STAKEHOLDER EXPECTATIONS

System solutions must provide expected capability but hide as much design complexity as possible, have simple user interfaces, be understandably failure tolerant, and easy to use. Employing human-centered design and taking into account the entire user experience will be increasingly important to system acceptance.

Systems must be developed and placed into use in a timely fashion to assure customer demand and market conditions are conducive to systems success and provide sponsor value.

Systems, driven by software-intensive designs, are increasingly being used in applications in which human, environmental, and property safety is a significant concern.

Ever increasing levels of safety and resilience must be assured in the face of increasing systems complexity.

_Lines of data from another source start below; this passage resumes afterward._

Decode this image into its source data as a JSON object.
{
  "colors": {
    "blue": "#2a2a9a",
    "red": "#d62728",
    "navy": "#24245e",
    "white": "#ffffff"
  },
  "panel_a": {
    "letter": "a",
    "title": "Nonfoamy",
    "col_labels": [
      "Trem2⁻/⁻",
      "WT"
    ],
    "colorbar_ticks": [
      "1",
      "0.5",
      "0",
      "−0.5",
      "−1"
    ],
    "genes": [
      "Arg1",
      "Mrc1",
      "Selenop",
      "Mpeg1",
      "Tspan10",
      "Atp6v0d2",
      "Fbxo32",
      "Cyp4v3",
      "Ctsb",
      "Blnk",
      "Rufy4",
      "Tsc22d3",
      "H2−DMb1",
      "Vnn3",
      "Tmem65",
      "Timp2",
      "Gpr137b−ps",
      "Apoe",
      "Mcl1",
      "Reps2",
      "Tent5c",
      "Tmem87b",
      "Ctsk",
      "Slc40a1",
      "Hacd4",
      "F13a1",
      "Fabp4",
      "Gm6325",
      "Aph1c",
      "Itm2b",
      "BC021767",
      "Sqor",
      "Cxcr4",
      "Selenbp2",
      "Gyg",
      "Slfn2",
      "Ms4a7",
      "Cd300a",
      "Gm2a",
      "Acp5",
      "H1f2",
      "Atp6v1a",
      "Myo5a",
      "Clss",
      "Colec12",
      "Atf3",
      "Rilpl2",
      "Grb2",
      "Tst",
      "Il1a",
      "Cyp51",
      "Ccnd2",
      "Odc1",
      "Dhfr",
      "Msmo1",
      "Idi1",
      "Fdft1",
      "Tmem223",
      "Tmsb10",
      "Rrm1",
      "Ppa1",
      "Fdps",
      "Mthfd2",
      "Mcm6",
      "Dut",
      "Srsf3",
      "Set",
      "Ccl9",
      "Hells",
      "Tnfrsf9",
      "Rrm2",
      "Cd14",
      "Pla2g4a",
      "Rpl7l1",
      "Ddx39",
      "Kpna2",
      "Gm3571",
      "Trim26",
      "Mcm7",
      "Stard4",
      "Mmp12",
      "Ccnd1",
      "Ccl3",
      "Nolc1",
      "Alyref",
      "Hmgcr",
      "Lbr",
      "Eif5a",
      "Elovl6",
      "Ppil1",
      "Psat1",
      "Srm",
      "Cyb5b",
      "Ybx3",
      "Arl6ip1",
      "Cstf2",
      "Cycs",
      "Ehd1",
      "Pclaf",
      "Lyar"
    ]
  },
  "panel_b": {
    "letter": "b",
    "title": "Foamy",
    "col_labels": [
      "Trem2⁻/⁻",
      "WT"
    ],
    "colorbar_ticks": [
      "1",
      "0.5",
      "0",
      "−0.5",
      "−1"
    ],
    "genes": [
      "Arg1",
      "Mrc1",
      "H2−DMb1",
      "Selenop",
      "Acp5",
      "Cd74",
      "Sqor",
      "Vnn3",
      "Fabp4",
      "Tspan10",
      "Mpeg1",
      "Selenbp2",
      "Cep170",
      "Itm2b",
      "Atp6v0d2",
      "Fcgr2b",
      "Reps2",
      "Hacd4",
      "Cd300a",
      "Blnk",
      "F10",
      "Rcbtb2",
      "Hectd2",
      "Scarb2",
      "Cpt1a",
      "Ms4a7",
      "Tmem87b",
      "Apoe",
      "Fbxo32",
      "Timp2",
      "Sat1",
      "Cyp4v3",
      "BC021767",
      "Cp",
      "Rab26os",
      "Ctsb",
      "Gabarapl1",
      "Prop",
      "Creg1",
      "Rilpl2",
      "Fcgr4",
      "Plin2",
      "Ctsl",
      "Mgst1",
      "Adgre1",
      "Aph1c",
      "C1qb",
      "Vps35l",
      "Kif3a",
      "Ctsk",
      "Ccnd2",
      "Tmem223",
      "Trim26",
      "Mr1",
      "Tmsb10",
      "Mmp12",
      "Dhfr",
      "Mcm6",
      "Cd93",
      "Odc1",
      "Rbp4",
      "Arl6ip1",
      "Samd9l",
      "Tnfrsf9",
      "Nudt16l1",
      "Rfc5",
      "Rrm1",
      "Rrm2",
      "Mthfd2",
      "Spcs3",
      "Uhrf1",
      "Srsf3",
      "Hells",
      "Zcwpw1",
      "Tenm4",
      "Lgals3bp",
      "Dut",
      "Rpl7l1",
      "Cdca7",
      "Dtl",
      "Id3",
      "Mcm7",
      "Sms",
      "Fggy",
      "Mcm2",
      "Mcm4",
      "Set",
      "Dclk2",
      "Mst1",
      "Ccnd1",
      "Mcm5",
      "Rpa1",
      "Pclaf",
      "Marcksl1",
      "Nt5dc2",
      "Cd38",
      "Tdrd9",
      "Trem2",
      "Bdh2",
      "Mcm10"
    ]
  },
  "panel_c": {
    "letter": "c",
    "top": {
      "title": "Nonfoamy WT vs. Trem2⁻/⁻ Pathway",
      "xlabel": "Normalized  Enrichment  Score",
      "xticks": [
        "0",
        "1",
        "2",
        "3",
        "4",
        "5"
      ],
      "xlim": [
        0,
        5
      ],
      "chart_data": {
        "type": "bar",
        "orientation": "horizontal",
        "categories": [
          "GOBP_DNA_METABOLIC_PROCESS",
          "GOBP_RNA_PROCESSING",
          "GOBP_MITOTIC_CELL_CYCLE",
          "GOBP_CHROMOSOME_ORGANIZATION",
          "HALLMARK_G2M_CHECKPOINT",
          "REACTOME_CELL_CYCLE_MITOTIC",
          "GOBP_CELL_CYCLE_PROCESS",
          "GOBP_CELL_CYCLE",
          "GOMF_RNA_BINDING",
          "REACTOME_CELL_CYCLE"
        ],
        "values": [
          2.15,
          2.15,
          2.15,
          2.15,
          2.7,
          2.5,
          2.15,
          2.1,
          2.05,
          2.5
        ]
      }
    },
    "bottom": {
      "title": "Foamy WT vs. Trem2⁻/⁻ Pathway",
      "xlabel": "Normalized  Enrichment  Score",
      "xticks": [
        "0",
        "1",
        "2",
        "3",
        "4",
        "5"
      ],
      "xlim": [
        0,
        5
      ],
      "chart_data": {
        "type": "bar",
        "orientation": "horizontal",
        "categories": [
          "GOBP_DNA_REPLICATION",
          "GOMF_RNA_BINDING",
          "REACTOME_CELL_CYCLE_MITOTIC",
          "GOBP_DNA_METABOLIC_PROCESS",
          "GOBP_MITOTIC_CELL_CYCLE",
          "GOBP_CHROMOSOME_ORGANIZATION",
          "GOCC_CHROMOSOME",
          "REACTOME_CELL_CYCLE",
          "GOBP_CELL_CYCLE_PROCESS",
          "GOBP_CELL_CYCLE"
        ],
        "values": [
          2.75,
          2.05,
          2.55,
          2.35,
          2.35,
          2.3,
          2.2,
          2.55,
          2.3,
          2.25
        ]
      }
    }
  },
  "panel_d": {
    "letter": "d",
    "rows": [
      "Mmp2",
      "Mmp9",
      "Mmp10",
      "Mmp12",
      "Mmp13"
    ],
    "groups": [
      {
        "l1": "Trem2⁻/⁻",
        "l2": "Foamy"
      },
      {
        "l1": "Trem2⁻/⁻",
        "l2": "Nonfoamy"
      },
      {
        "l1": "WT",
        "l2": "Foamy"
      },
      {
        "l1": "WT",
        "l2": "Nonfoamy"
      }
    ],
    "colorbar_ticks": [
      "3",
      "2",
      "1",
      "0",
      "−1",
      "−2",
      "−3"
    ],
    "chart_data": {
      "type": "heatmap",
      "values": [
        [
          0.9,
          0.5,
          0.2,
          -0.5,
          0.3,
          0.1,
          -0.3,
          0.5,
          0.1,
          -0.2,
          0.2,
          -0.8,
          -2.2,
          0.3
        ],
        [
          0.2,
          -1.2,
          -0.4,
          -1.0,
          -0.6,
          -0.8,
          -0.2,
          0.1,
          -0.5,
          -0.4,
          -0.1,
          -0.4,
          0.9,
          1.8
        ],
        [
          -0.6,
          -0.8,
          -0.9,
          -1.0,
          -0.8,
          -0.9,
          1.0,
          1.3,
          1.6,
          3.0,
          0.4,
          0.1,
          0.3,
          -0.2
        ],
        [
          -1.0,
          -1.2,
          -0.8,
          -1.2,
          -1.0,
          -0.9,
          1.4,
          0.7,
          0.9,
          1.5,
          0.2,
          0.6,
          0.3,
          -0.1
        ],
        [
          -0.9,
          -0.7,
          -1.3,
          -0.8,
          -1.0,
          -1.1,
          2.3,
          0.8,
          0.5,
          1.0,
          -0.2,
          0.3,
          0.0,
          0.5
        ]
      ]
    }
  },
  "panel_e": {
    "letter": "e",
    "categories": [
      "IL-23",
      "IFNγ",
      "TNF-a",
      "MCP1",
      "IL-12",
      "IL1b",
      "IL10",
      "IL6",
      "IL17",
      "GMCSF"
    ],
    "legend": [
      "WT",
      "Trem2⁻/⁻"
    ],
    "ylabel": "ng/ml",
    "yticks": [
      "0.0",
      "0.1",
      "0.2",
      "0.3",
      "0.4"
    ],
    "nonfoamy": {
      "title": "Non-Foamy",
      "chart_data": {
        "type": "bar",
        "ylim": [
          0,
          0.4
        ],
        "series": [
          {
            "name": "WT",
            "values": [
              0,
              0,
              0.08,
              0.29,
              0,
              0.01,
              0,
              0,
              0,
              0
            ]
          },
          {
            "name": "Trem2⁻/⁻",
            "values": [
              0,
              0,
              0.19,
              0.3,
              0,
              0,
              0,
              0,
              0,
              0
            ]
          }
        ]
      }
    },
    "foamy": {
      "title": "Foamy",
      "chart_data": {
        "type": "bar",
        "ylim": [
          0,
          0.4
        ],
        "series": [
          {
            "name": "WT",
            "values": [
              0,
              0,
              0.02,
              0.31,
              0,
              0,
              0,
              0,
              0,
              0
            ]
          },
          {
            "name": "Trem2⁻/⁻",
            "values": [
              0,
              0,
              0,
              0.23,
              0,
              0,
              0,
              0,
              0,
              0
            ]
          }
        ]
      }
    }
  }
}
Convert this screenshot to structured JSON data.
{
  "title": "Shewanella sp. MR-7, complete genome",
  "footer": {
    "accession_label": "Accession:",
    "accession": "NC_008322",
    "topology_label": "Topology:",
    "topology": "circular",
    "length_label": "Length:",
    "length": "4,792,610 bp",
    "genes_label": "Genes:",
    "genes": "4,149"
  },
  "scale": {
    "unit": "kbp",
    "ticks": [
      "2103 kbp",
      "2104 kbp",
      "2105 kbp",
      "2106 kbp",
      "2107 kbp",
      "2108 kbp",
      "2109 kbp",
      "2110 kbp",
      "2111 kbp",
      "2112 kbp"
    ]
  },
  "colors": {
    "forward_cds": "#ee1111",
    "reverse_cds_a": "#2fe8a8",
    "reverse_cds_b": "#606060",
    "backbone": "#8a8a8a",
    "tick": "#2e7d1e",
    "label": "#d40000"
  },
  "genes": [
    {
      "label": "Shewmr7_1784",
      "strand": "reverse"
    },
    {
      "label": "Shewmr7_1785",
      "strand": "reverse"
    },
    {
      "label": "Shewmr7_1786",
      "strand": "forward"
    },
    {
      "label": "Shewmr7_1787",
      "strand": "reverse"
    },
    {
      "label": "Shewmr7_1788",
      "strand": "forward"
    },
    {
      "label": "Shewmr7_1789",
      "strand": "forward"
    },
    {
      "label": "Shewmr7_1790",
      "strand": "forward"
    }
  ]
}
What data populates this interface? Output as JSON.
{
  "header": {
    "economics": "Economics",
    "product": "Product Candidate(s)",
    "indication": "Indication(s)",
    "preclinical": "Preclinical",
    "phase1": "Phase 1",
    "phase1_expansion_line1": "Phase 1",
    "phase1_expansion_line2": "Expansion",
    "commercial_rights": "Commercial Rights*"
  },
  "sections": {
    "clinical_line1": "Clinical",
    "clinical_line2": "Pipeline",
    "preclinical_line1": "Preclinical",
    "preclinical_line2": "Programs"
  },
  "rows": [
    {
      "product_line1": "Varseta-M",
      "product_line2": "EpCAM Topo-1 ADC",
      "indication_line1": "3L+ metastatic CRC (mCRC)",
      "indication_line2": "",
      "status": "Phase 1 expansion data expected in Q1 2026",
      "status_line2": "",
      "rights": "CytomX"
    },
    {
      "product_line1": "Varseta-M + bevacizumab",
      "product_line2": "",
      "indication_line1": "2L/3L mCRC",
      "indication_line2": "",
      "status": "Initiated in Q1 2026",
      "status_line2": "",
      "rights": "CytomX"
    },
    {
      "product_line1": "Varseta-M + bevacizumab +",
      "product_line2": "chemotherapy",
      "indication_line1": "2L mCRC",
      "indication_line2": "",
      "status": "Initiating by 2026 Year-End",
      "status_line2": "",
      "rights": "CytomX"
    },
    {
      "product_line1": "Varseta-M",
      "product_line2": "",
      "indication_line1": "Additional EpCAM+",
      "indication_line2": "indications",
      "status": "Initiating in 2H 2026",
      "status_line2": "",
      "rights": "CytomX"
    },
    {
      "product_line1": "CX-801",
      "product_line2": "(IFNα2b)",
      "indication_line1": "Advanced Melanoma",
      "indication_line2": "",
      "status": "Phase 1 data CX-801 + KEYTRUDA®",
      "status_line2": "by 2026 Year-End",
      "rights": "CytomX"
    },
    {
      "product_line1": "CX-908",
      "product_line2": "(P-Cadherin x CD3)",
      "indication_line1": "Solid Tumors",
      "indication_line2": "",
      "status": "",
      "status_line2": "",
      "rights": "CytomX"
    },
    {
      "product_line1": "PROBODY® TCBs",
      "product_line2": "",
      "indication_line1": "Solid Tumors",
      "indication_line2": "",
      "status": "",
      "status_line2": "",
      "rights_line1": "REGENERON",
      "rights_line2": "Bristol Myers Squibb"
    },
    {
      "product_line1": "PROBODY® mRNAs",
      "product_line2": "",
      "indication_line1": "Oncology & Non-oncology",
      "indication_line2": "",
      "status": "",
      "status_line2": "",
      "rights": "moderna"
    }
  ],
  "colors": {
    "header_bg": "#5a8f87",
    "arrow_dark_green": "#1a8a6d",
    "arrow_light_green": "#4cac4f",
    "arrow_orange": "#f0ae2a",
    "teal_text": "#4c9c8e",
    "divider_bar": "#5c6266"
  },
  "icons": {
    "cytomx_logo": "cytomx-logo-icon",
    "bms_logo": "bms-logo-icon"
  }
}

System complexity, global connectivity, and IT dependence give rise to system vulnerabilities. The challenges for averting unwanted intrusions or for mitigating the results of intrusions have grown enormously.

Threats must be continuously assessed throughout the system life cycle and solutions implemented, ensuring security and cyber-defense against both ad hoc and organized (national actor) threats.

Systems of the future must be stable, reliable and predictable in order to meet operational needs, achieve customer acceptance, operate efficiently, minimize unintended consequences, avoid liability, and provide expected value. Systems must be validated to be consistent with customer stability expectations across a wide variety of use cases and stress conditions.

Smart systems are able to cope with a changing and unknown environment, assist human operators, or self-organize to provide products and services. Social, functional and physical demands must be integrated to create valuable systems solutions that are resilient in their operational environment.

Stakeholders will demand, as a result of global imperatives and market forces, that systems and services be environmentally sustainable – such as minimizing waste and undesirable impacts to climate change. Sustainability as a system characteristic will be stressed as well as the sustainability ethic of the responsible enterprises.

Systems developers must take into account maintenance costs over the full product life cycle, management of product diversity, pre-planned product evolution and disposal, capture and disposition of knowledge gained from fielded systems, and the ability to perform upgrades while operational. Engineers must be able to balance the often contradictory technologically driven demands of support for deployed systems.

Scalable systems are adaptable to a range of performance and capabilities without breaking their fundamental architecture. This is an important trait because of the high cost associated with initial infrastructure investments or non-recurring engineering costs.

Scalability and adaptability must be a consideration from system inception and be reconciled with the conflicts that scalability often presents for products optimized for single applications.

For systems to be viable they must be affordable within the context of the total cost of ownership. They must provide value to systems sponsors and users, and, very often, the general public. Developers must understand systems value from the perspective of all stakeholders and incorporate these, often competing values, into design decisions.